19 de Julho de 2019 às 00:01

Coluna Letra Viva, de Nelson Fonseca Neto Crédito da foto: Pxhere

Nelson Fonseca Neto - [email protected]

Nelson Fonseca Neto, 41 anos, nos recebeu em seu apartamento. O bebê João Pedro e a Patrícia foram passear. Nelson é professor e cronista. Precisamos deixar registrado que ele não é dos entrevistados mais dóceis. É para se pensar se ele não transformou de propósito a entrevista numa grande palhaçada. Cabe ao leitor decifrar o enigma.

Podemos notar que o seu apartamento é repleto de livros. A pergunta que temos a obrigação de fazer: você já leu todos eles?

Eu ficaria rico se recebesse um real a cada vez que ouvi essa pergunta. Acho que evoluí. Antigamente eu deixava a pessoa falando sozinha. Agora eu respiro fundo e digo: não. Não quero ser muito detalhista e explicar o motivo pelo qual não li todos os livros que estão aqui. Para não soar grosseiro, vou usar uma comparação meio besta. Você vai ao supermercado diariamente e compra apenas o necessário para o almoço/jantar do dia? Ninguém faz isso. Por que eu agiria assim com os livros?

Mas você conseguiria dar uma estimativa de quantos livros daqui você já leu?

Eu detesto a exatidão.
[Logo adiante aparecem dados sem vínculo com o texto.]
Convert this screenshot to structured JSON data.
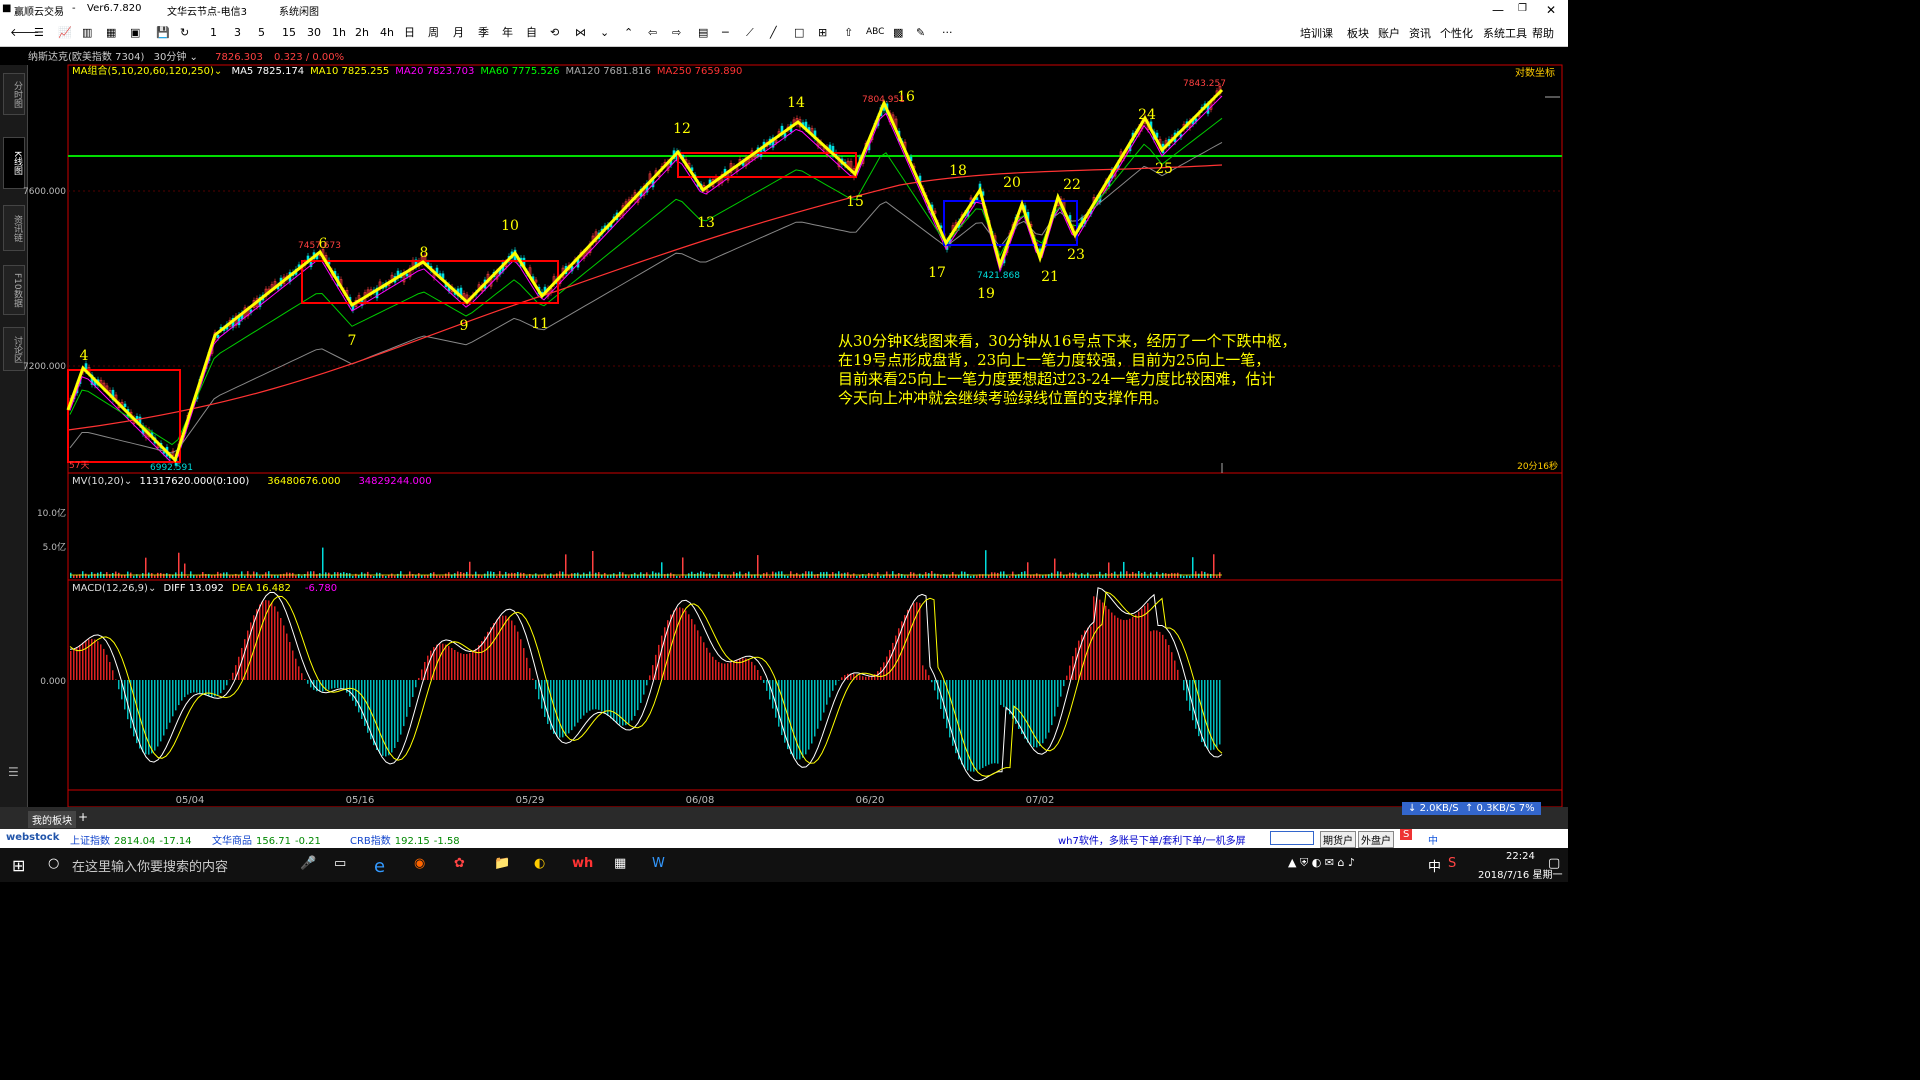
{
  "window": {
    "app_title": "赢顺云交易",
    "version": "Ver6.7.820",
    "server": "文华云节点-电信3",
    "menu_label": "系统闲图"
  },
  "toolbar": {
    "periods": [
      "1",
      "3",
      "5",
      "15",
      "30",
      "1h",
      "2h",
      "4h",
      "日",
      "周",
      "月",
      "季",
      "年",
      "自"
    ],
    "right_menu": [
      "培训课",
      "板块",
      "账户",
      "资讯",
      "个性化",
      "系统工具",
      "帮助"
    ]
  },
  "instrument": {
    "name": "纳斯达克(欧美指数 7304)",
    "period": "30分钟",
    "price": "7826.303",
    "change": "0.323 / 0.00%"
  },
  "ma_legend": {
    "name": "MA组合(5,10,20,60,120,250)",
    "items": [
      {
        "label": "MA5 7825.174",
        "color": "#ffffff"
      },
      {
        "label": "MA10 7825.255",
        "color": "#ffff00"
      },
      {
        "label": "MA20 7823.703",
        "color": "#ff00ff"
      },
      {
        "label": "MA60 7775.526",
        "color": "#00ff00"
      },
      {
        "label": "MA120 7681.816",
        "color": "#aaaaaa"
      },
      {
        "label": "MA250 7659.890",
        "color": "#ff3333"
      }
    ]
  },
  "log_label": "对数坐标",
  "price_axis": [
    "7600.000",
    "7200.000"
  ],
  "price_labels": {
    "high": "7843.257",
    "peak16": "7804.951",
    "low": "6992.591",
    "low19": "7421.868",
    "high6": "7457.673",
    "bars": "57天"
  },
  "timer": "20分16秒",
  "points": [
    "4",
    "6",
    "7",
    "8",
    "9",
    "10",
    "11",
    "12",
    "13",
    "14",
    "15",
    "16",
    "17",
    "18",
    "19",
    "20",
    "21",
    "22",
    "23",
    "24",
    "25"
  ],
  "commentary": [
    "从30分钟K线图来看，30分钟从16号点下来，经历了一个下跌中枢，",
    "在19号点形成盘背，23向上一笔力度较强，目前为25向上一笔，",
    "目前来看25向上一笔力度要想超过23-24一笔力度比较困难，估计",
    "今天向上冲冲就会继续考验绿线位置的支撑作用。"
  ],
  "volume": {
    "legend": "MV(10,20)",
    "v1": "11317620.000(0:100)",
    "v2": "36480676.000",
    "v3": "34829244.000",
    "axis": [
      "10.0亿",
      "5.0亿"
    ]
  },
  "macd": {
    "legend": "MACD(12,26,9)",
    "diff": "DIFF 13.092",
    "dea": "DEA 16.482",
    "macd": "-6.780",
    "axis": "0.000"
  },
  "dates": [
    "05/04",
    "05/16",
    "05/29",
    "06/08",
    "06/20",
    "07/02"
  ],
  "left_tabs": [
    "分时图",
    "K线图",
    "资讯链",
    "F10数据",
    "讨论区"
  ],
  "bottom": {
    "tab": "我的板块",
    "speed_down": "2.0KB/S",
    "speed_up": "0.3KB/S",
    "pct": "7%"
  },
  "tickers": [
    {
      "name": "上证指数",
      "val": "2814.04",
      "chg": "-17.14"
    },
    {
      "name": "文华商品",
      "val": "156.71",
      "chg": "-0.21"
    },
    {
      "name": "CRB指数",
      "val": "192.15",
      "chg": "-1.58"
    }
  ],
  "promo": "wh7软件，多账号下单/套利下单/一机多屏",
  "ticker_buttons": [
    "期货户",
    "外盘户"
  ],
  "taskbar": {
    "search": "在这里输入你要搜索的内容",
    "time": "22:24",
    "date": "2018/7/16 星期一",
    "ime": "中"
  },
  "colors": {
    "k_up": "#ff4040",
    "k_down": "#00e0e0",
    "stroke": "#ffff00",
    "green_line": "#00dd00"
  }
}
Eu diria que li 92% do que você está vendo.

Você tem algum livro favorito?

Quem não tem? O duro é que o meu gosto muda o tempo inteiro. Hoje eu gosto de romances policiais. Antes eu achava que eles eram repletos de besteiras. Eu era muito burro. Eu valorizava os livros considerados “sérios”. Fora deles eu não via vida. Hoje eu sou viciado em literatura engraçada: Mario Levrero, Kurt Vonnegut, Gary Shteyngart, Thomas Pynchon e Dostoiévski.
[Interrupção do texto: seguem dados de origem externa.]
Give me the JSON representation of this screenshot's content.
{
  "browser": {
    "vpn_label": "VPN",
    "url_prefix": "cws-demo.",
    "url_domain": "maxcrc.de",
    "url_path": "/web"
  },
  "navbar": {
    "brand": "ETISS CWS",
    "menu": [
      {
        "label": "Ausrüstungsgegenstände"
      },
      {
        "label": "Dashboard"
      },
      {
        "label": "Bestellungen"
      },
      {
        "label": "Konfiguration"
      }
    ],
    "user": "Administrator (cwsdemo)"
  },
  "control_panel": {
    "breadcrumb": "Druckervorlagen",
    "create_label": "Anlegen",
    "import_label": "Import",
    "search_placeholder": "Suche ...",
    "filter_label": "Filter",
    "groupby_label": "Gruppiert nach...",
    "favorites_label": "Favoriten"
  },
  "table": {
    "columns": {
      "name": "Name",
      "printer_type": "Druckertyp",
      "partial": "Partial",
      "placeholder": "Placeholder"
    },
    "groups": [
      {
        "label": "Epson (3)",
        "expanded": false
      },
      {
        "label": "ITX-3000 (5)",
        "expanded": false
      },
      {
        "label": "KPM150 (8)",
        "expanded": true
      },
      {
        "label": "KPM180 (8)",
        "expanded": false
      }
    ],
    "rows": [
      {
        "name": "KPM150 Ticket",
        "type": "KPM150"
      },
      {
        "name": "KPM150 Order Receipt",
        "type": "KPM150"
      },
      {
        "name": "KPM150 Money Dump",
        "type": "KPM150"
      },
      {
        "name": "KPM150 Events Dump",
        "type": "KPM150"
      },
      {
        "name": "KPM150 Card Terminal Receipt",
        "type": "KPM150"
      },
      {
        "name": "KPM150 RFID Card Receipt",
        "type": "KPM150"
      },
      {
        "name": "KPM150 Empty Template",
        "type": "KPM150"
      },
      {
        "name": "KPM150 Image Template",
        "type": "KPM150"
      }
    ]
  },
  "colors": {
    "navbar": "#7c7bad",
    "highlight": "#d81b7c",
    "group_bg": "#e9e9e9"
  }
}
Nunca ouvi falar dos quatro primeiros. Mas não é forçar a barra achar Dostoiévski engraçado?

Você já leu o início de “Os irmãos Karamázov”? Já leu “O jogador”? Aquilo é humor de primeira grandeza. E as trinta primeiras páginas de “Os demônios”?

Lendo seus artigos, percebemos que você sempre menciona o nome de Tolstói. Tem uma explicação para isso?

Eu não fui pago pela embaixada russa para divulgar as letras do país. Eu sempre cito porque acho que o Tolstói é o maior de todos. É só por isso.

Cercado de tantos livros, você deve detestar o lixo cultural que aparece na televisão e na internet.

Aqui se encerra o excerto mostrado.